Telle fut l’humble et laborieuse origine de ces institutions de crédit, si embarrassées à l’heure présente par l’emploi de leurs richesses. On ne les regardait au début que comme des rouages temporaires, destinés à disparaître quand le pays aurait recouvré son aplomb. Le décret qui servait d’acte de naissance au Comptoir ne lui accordait que trois ans de vie. Son existence, en 1850, fut prorogée de six ans, sur la demande des actionnaires, libres dès lors et affranchis de l’enrôlement obligatoire, qui n’avait pas tardé à être supprimé. Les actions pourtant n’étaient pas encore intégralement souscrites ; le dividende demeurait peu appétissant. Mais le gouvernement avait augmenté ses avances, et les dépôts à vue, auxquels on bonifiait un intérêt de 4 pour 100, se chiffraient déjà par une dizaine de millions de francs.

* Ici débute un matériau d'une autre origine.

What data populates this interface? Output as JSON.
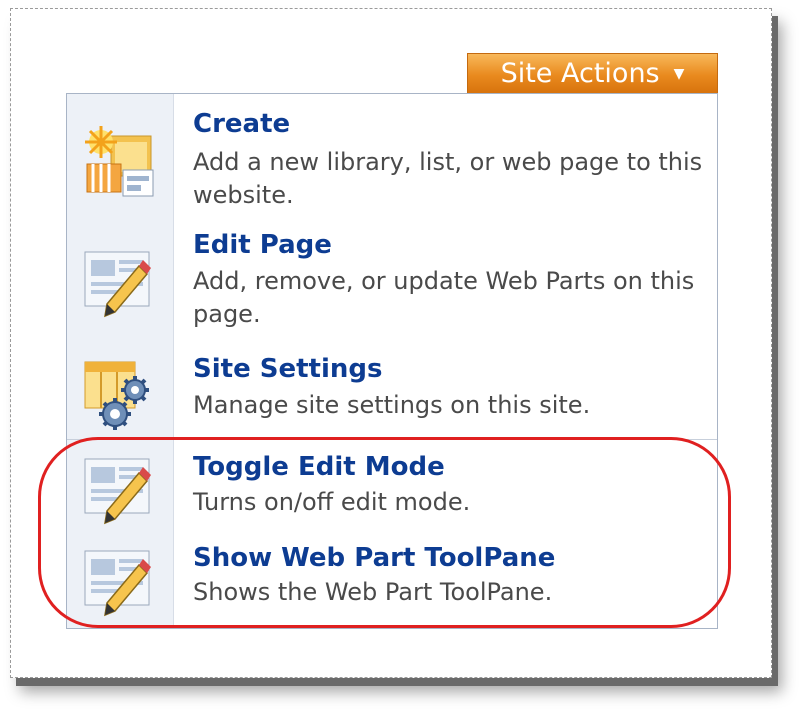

La situation s’améliora peu à peu : dans les premiers mois qui suivirent la fondation, plus du tiers du capital s’était trouvé compromis par le non-paiement d’effets en souffrance ; tandis qu’à la fin de 1852 le total des effets impayés depuis 1848 ne s’élevait plus qu’à 450 000 francs, quoique le montant annuel du portefeuille fût passé de 100 à 300 millions. L’année suivante (1853) le Comptoir se dégageait de la tutelle de l’Etat et triplait aisément son capital. Depuis le jour où, émigrant de l’appartement du Palais-Royal qui lui avait servi de berceau, il alla s’installer, rue Bergère, dans cet hôtel Rougemont qu’il rebâtit et transforma par la suite, jusqu’à l’heure néfaste où il paya de sa vie un instant d’aberration de ses chefs, l’ancien Comptoir fournit une brillante carrière. Ni le succès d’établissemens plus jeunes, ni la gravité de la faute commise, ne peuvent faire oublier à l’impartiale histoire les services rendus pendant quarante ans par cette maison, à qui la liquidation amiable a d’ailleurs permis de recouvrer la presque intégralité de son avoir.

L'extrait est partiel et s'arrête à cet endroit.